Varcando fossi e vigne all'impazzata Si varca un fiume, si entra in un canale come in Maremma alla caccia al cinghiale. 23 Appena quello scende noi si sale già l'avanguardia fa le fucilate il nemico scappa è naturale, ma si rivolta con le fucilate Sopra di noi facea un fuoco infernale più qua e più là scoppiavan le granate L'una dopo l'altra ci picchiavano accanto tra fuoco e fumo copria tutto quanto. 24 La testa alzavo allor di tanto in tanto Per conoscere l'effetto dl cannone Scorsi una casa, un campanile accanto Che era sepolto da un gran polverone Era scoppiata una granata accanto Sopra a un tetto, su nel cornicione Di un bel palazzo che nel centro stava Fortuna che nessuno l'abitava. 25 Per caso della gente passeggiava. Nei pressi di quel luogo disgraziato Dove più la mitraglia grandinava Tanto sui tetti come nel selciato Un povero barbiere che se ne stava Con altra gente presso un porticato Arriva all'improvviso una granata Tutta la gente fu terrorizzata. 26 Certo la peggio sorte fu toccate Al povero barbiere che fu colpito Da una di quelle scheggie di granata Che si scagliò scoppiando in quel granito. Tutta la testa sua fu fracassata E anche in altri posto fu ferito Fra il dolore degli astanti, la famiglia al pianto La sera fu portato al camposanto. 27 Siamo arrivati, a Borgo, dopo tanto Un bel paese, pure un po' elegante E' circondato da un bel verde manto Quasi nascosto in mezzo alle piante C'è una catena di montagne accanto


Fabbriche d'ogni specie ce n'è tante Ma or si trovano in tristi condizioni Perché si trovano in mira dei cannoni. 28 Il nemico non ha punta compassione Né delle donne né degli innocenti Che spesso ne massacra col cannone E tanti cuori li fa star dolenti.

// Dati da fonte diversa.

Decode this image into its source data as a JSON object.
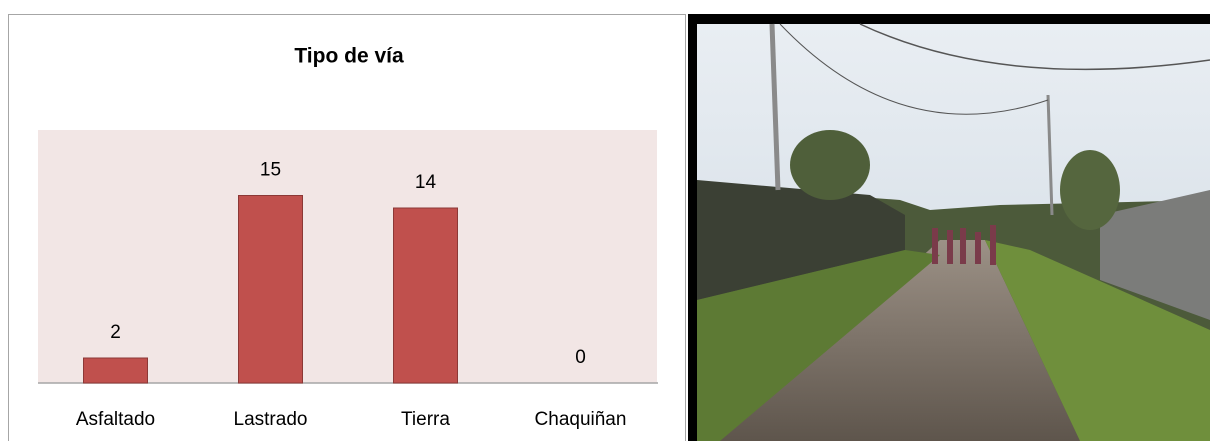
{
  "chart_data": {
    "type": "bar",
    "title": "Tipo de vía",
    "categories": [
      "Asfaltado",
      "Lastrado",
      "Tierra",
      "Chaquiñan"
    ],
    "values": [
      2,
      15,
      14,
      0
    ],
    "color": "#c0504d",
    "ylim": [
      0,
      20
    ]
  }
}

L'artiglieria nemica è in posizione Lancia granata giù tutti i momenti Chi si spaventa, e chi riman ferito E chi nel cimitero vien seppellito. 29 Vorrei spiegarvi tutto a dito a dito Di ciò che 'in questi posti ora succede Ma ora 'non posso e qui 'faccio 'finito Lasciando in altro tempo il passo al piede Invio a tutti un saluto infinito E spero che tutti l'accetterete con fede Alla famiglia, ai parenti e amici Sperando di vederci un dì felici.